In the first case of this nature, in 1940, the House of Lords (now the Supreme Court) decided that in circumstances where it was not possible to determine who died first, there was a presumption that the younger survived the older (in other words, the older died first). In the current case, the point that is being argued by one of the stepsisters is that unlike in the 1940s, it is now possible to determine times of death much more accurately. It is argued that there is no need to apply the legal presumption that the older dies first, as there is evidence that can prove the couple did not die simultaneously.  

Briefly, the case to support Ann consisted of medical evidence as to the state of decomposition of the two bodies when they were found. It was agreed that both Mr and Mrs Scarle’s bodies were in the early stage of decomposition, but that the latter was at a more advanced stage. In consequence, if the temperature and environmental conditions within the two rooms, i.e. the lounge and the toilet, were equivalent, it could be concluded that it is more likely than not that Mrs Scarle died before her husband. Having considered old case law relating to shipwrecks and WWII air raids, His Honour Judge Kramer (interestingly a County Court Judge sitting as a High Court Judge) accepted the submission from the defendant that the difference in decomposition could be explained by the difference in micro-climates between the toilet (where Mrs Scarle was found) and the living room (where Mr Scarle died).  

Interestingly, there were arguments in the case as to what the burden of proof for s.184 should be. Can, in fact, the presumption be rebutted should the burden be ‘beyond a reasonable doubt’ (as, for example, in criminal cases) or merely ‘on the balance of probabilities’ (as in civil disputes)? It was decided that the section does not create a presumption which may be rebutted. The presumption only arises when the sequence of death is uncertain. If the order of death is proved, the presumption does not arise.
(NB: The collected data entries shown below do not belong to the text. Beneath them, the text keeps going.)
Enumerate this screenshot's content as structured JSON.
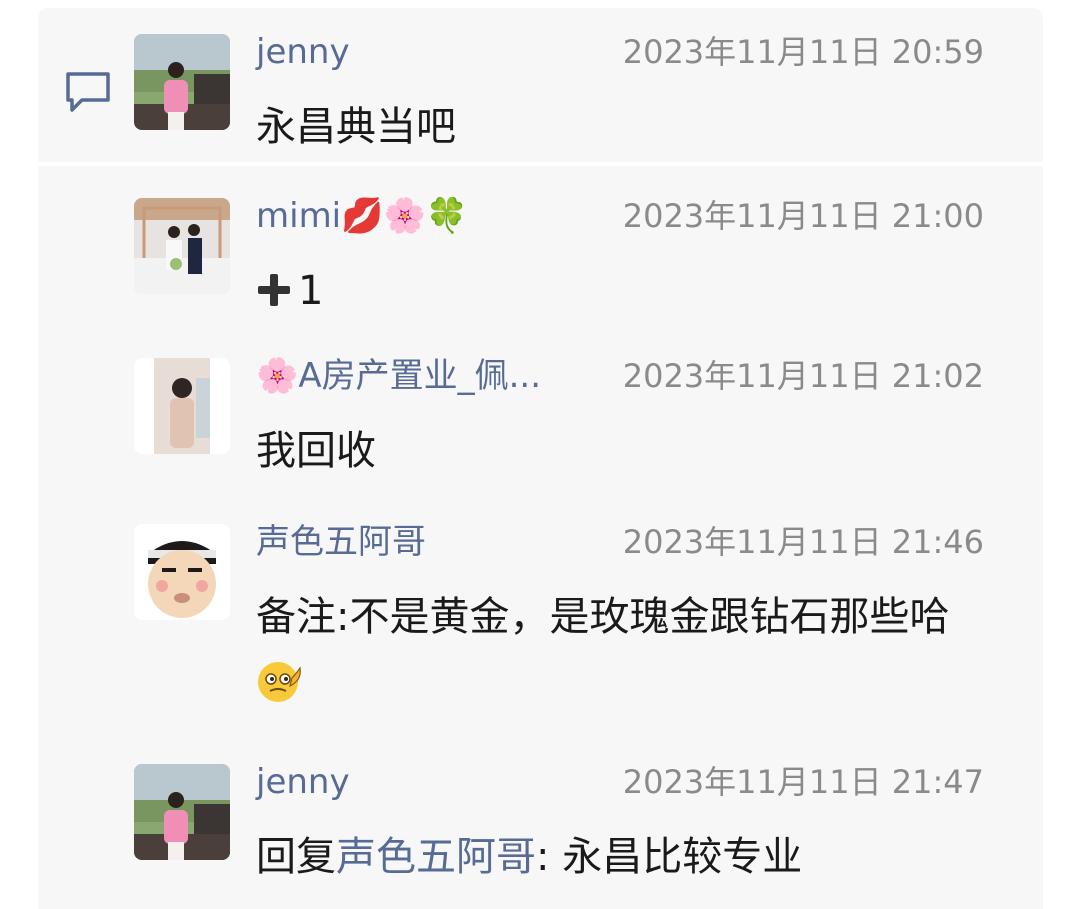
{
  "comments": [
    {
      "author": "jenny",
      "time": "2023年11月11日 20:59",
      "text": "永昌典当吧"
    },
    {
      "author": "mimi",
      "author_emojis": [
        "💋",
        "🌸",
        "🍀"
      ],
      "time": "2023年11月11日 21:00",
      "text": "1",
      "text_prefix_icon": "plus-icon"
    },
    {
      "author_emoji": "🌸",
      "author": "A房产置业_佩...",
      "time": "2023年11月11日 21:02",
      "text": "我回收"
    },
    {
      "author": "声色五阿哥",
      "time": "2023年11月11日 21:46",
      "text": "备注:不是黄金，是玫瑰金跟钻石那些哈",
      "text_suffix_icon": "thinking-emoji"
    },
    {
      "author": "jenny",
      "time": "2023年11月11日 21:47",
      "reply_prefix": "回复",
      "reply_to": "声色五阿哥",
      "text": ": 永昌比较专业"
    }
  ],
  "icons": {
    "comment": "comment-bubble-icon"
  },
  "colors": {
    "name_link": "#576b95",
    "timestamp": "#8a8a8a",
    "card_background": "#f7f7f7"
  }
}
Hence, there is no need to recite ‘unless the contrary is proved’ or some similar formula.    In all the circumstances of the case, it could not be ‘certain’ as to who died first and, ipso facto, the circumstances were ‘uncertain’, which is the prescription for s.184. As a consequence, there was no basis for displacing the statutory presumption that the older (Mr Scarle) died first.

Apart from being an interesting case, it does go to show how careful one must be when drafting a will.  This case, with all its subsequent costs and expenses, could have been avoided had both Mr & Mrs Scarle made ‘mirror’ wills with a typical ‘survivorship’ clause in them, i.e. “I leave all my estate whatsoever and wheresoever to my husband/wife provided he or she survives me for a period of (usually 28 or 30) days. If he/she does not, then I give, devise and bequeath my estate as follows:”. However, mirror wills can still be tricky. It’s worth looking up Jump and Jones v Lister [2016] EWHC 2160. You can find a good explanation here: https://www.todayswillsandprobate.co.uk/guest-writers/survivorship-clauses-commorientes/.

Ultimately, it is not likely that the outcome of the Scarle v Scarle case will result in a major change in the law nor is it likely that the Law Commission will make specific recommendations about the Commorientes Rule. However, if the Commission makes recommendations that encourage couples to make Wills in the first place, then the likelihood of future disputes about who died first might be reduced.